If the Word of God transcends words and letters, what point is there to Scripture, let alone to scholarship; the paradox of a history of writers penning volumes on a subject which they assert cannot be grasped by language; the relevance of mysticism.
Notes:
Presented at the Irfan Colloquia Session #28, London School of Economics (July 14-6, 2000). Mirrored with permission from irfancolloquia.org/28/velasco_apophatic.

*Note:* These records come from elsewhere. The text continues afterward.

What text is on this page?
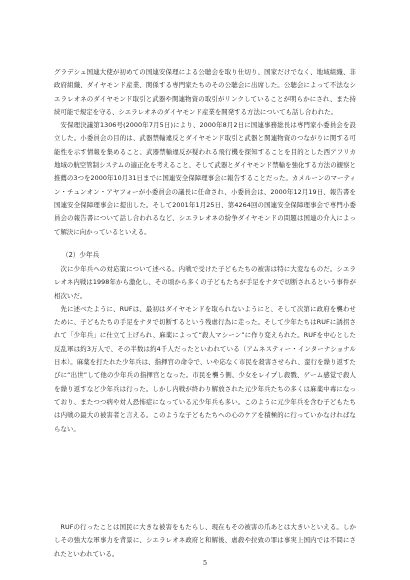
グラデシュ国連大使が初めての国連安保理による公聴会を取り仕切り、国家だけでなく、地域組織、非政府組織、ダイヤモンド産業、関係する専門家たちのその公聴会に出席した。公聴会によって不法なシエラレオネのダイヤモンド取引と武器や関連物資の取引がリンクしていることが明らかにされ、また持続可能で規定を守る、シエラレオネのダイヤモンド産業を開発する方法についても話し合われた。

安保理決議第1306号(2000年7月5日)により、2000年8月2日に国連事務総長は専門家小委員会を設立した。小委員会の目的は、武器禁輸違反とダイヤモンド取引と武器と関連物資のつながりに関する可能性を示す情報を集めること、武器禁輸違反が疑われる飛行機を探知することを目的とした西アフリカ地域の航空管制システムの適正化を考えること、そして武器とダイヤモンド禁輸を強化する方法の観察と推薦の3つを2000年10月31日までに国連安全保障理事会に報告することだった。カメルーンのマーティン・チュンオン・アヤフォーが小委員会の議長に任命され、小委員会は、2000年12月19日、報告書を国連安全保障理事会に提出した。そして2001年1月25日、第4264回の国連安全保障理事会で専門小委員会の報告書について話し合われるなど、シエラレオネの紛争ダイヤモンドの問題は国連の介入によって解決に向かっているといえる。

（2）少年兵

次に少年兵への対応策について述べる。内戦で受けた子どもたちの被害は特に大変なものだ。シエラレオネ内戦は1998年から激化し、その頃から多くの子どもたちが手足をナタで切断されるという事件が相次いだ。

先に述べたように、RUFは、最初はダイヤモンドを取られないようにと、そして次第に政府を襲わせために、子どもたちの手足をナタで切断するという残虐行為に走った。そして少年たちはRUFに誘拐されて「少年兵」に仕立て上げられ、麻薬によって“殺人マシーン”に作り変えられた。RUFを中心とした反乱軍は約3万人で、その半数は約4千人だったといわれている（アムネスティー・インターナショナル日本）。麻薬を打たれた少年兵は、指揮官の命令で、いや応なく市民を殺害させられ、蛮行を繰り返すたびに“出世”して他の少年兵の指揮官となった。市民を襲う側、少女をレイプし殺戮、ゲーム感覚で殺人を繰り返すなど少年兵は行った。しかし内戦が終わり解放された元少年兵たちの多くは麻薬中毒になっており、またつつ病や対人恐怖症になっている元少年兵も多い。このように元少年兵を含む子どもたちは内戦の最大の被害者と言える。このような子どもたちへの心のケアを積極的に行っていかなければならない。

RUFの行ったことは国民に大きな被害をもたらし、現在もその被害の爪あとは大きいといえる。しかしその強大な軍事力を背景に、シエラレオネ政府と和解後、虐殺や拉致の罪は事実上国内では不問にされたといわれている。

5
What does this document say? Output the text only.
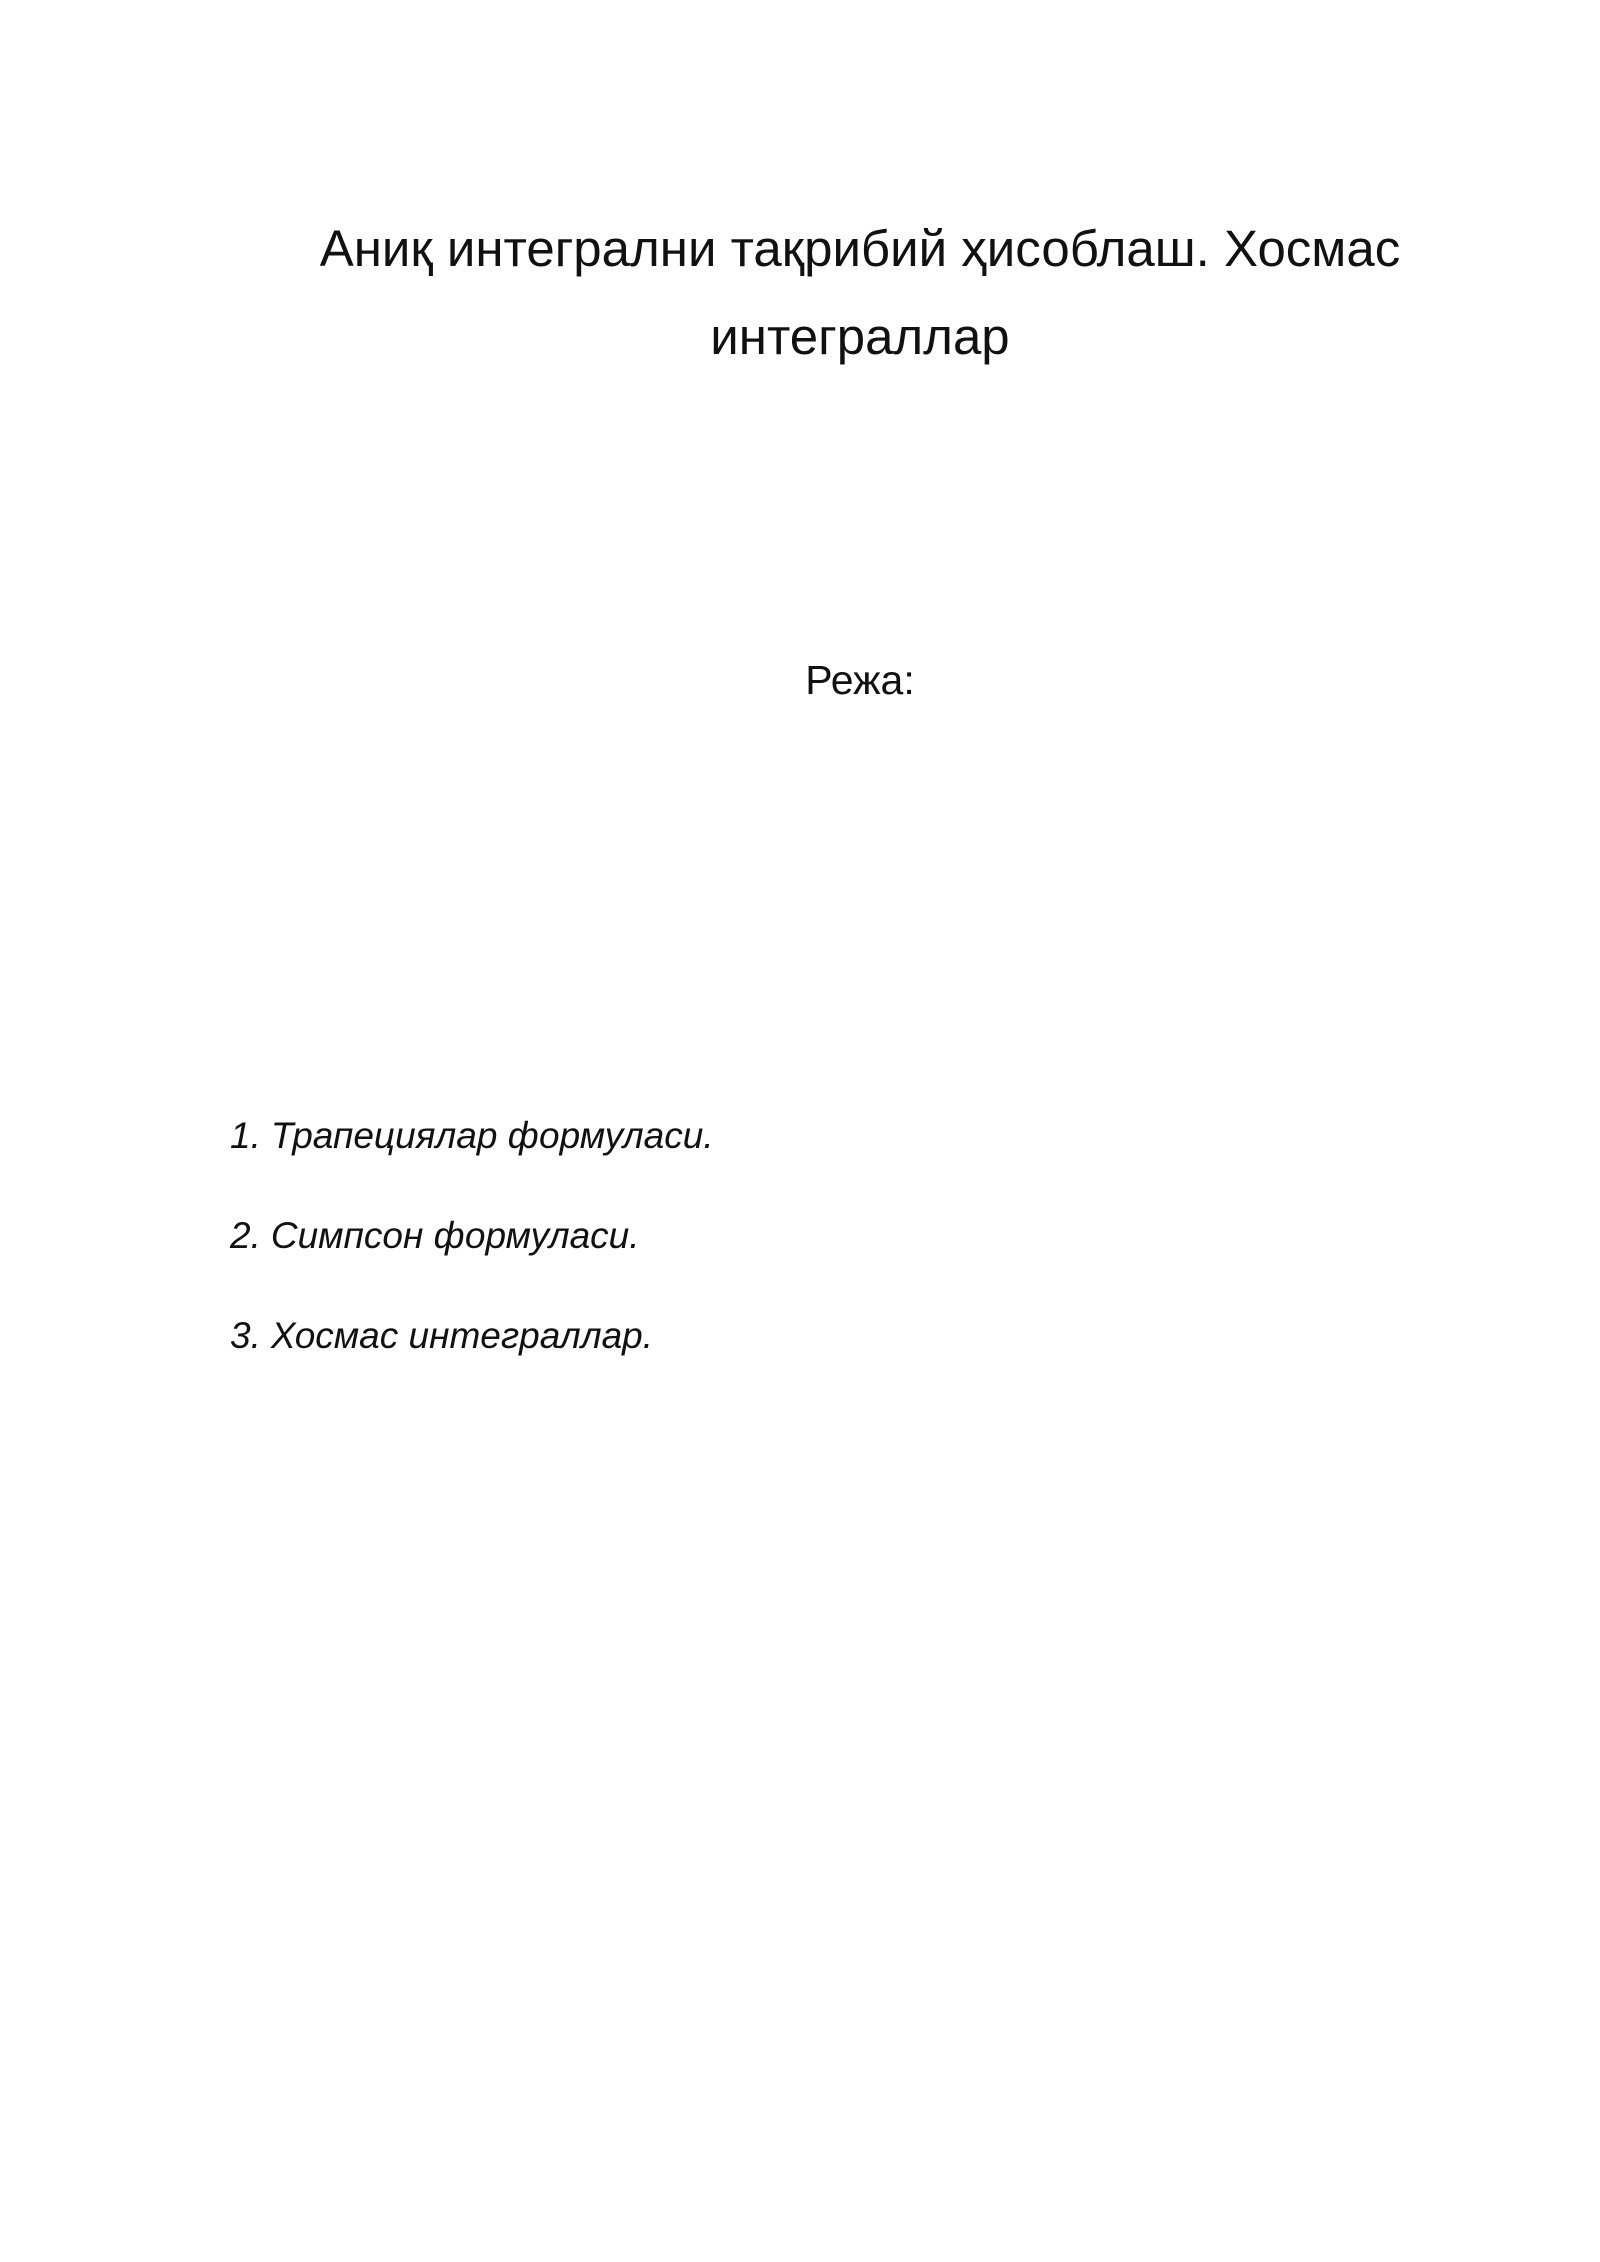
Аниқ интегрални тақрибий ҳисоблаш. Хосмас
интеграллар
Режа:
1. Трапециялар формуласи.
2. Симпсон формуласи.
3. Хосмас интеграллар.
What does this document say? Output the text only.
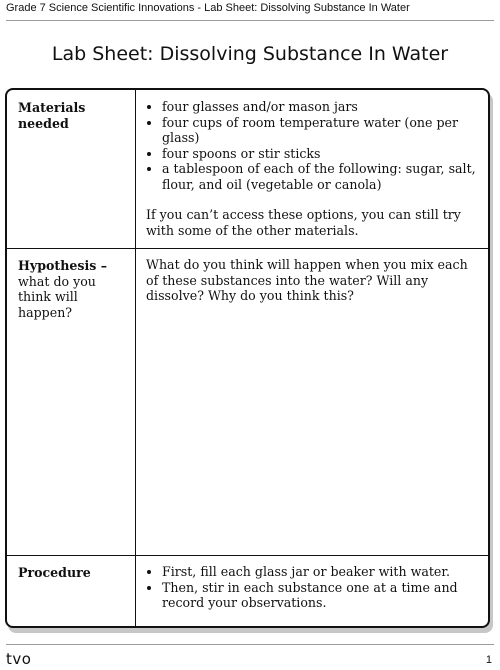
Grade 7 Science Scientific Innovations - Lab Sheet: Dissolving Substance In Water
Lab Sheet: Dissolving Substance In Water
Materials needed
• four glasses and/or mason jars
• four cups of room temperature water (one per glass)
• four spoons or stir sticks
• a tablespoon of each of the following: sugar, salt, flour, and oil (vegetable or canola)
If you can’t access these options, you can still try with some of the other materials.
Hypothesis – what do you think will happen?
What do you think will happen when you mix each of these substances into the water? Will any dissolve? Why do you think this?
Procedure
•	First, fill each glass jar or beaker with water.
• Then, stir in each substance one at a time and record your observations.
tvo	1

"What I Want to Say is Wordless":
Mystical Language, Revelation and Scholarship
published in Lights of Irfan, Book 2, pages 119-134 Wilmette, IL: Irfan Colloquia, 2001
originally published as "Apophatic Scholarship: When the Pen Breaks and the Ink Leaves but a Blot".
Abstract:
If God is beyond the description of aught except Himself; if the Word of God transcends words and letters; if true Understanding shatters discourse, what point is there to Scripture, let alone to scholarship. If knowledge is but a point which the ignorant have multiplied, is discourse an exercise in ignorance? This presentation will explore the relationship between mysticism and language in both the Bahá'í scriptures and some classics of mystical literature from previous religious traditions. It will highlight, and try to understand, the paradox of a history of writers penning volumes on a subject which they assert cannot be grasped by language. It will finally suggest that the relationship between mysticism and language lies at the root of the Universal House of Justice's call for a religiously inspired reorientation of scholarship.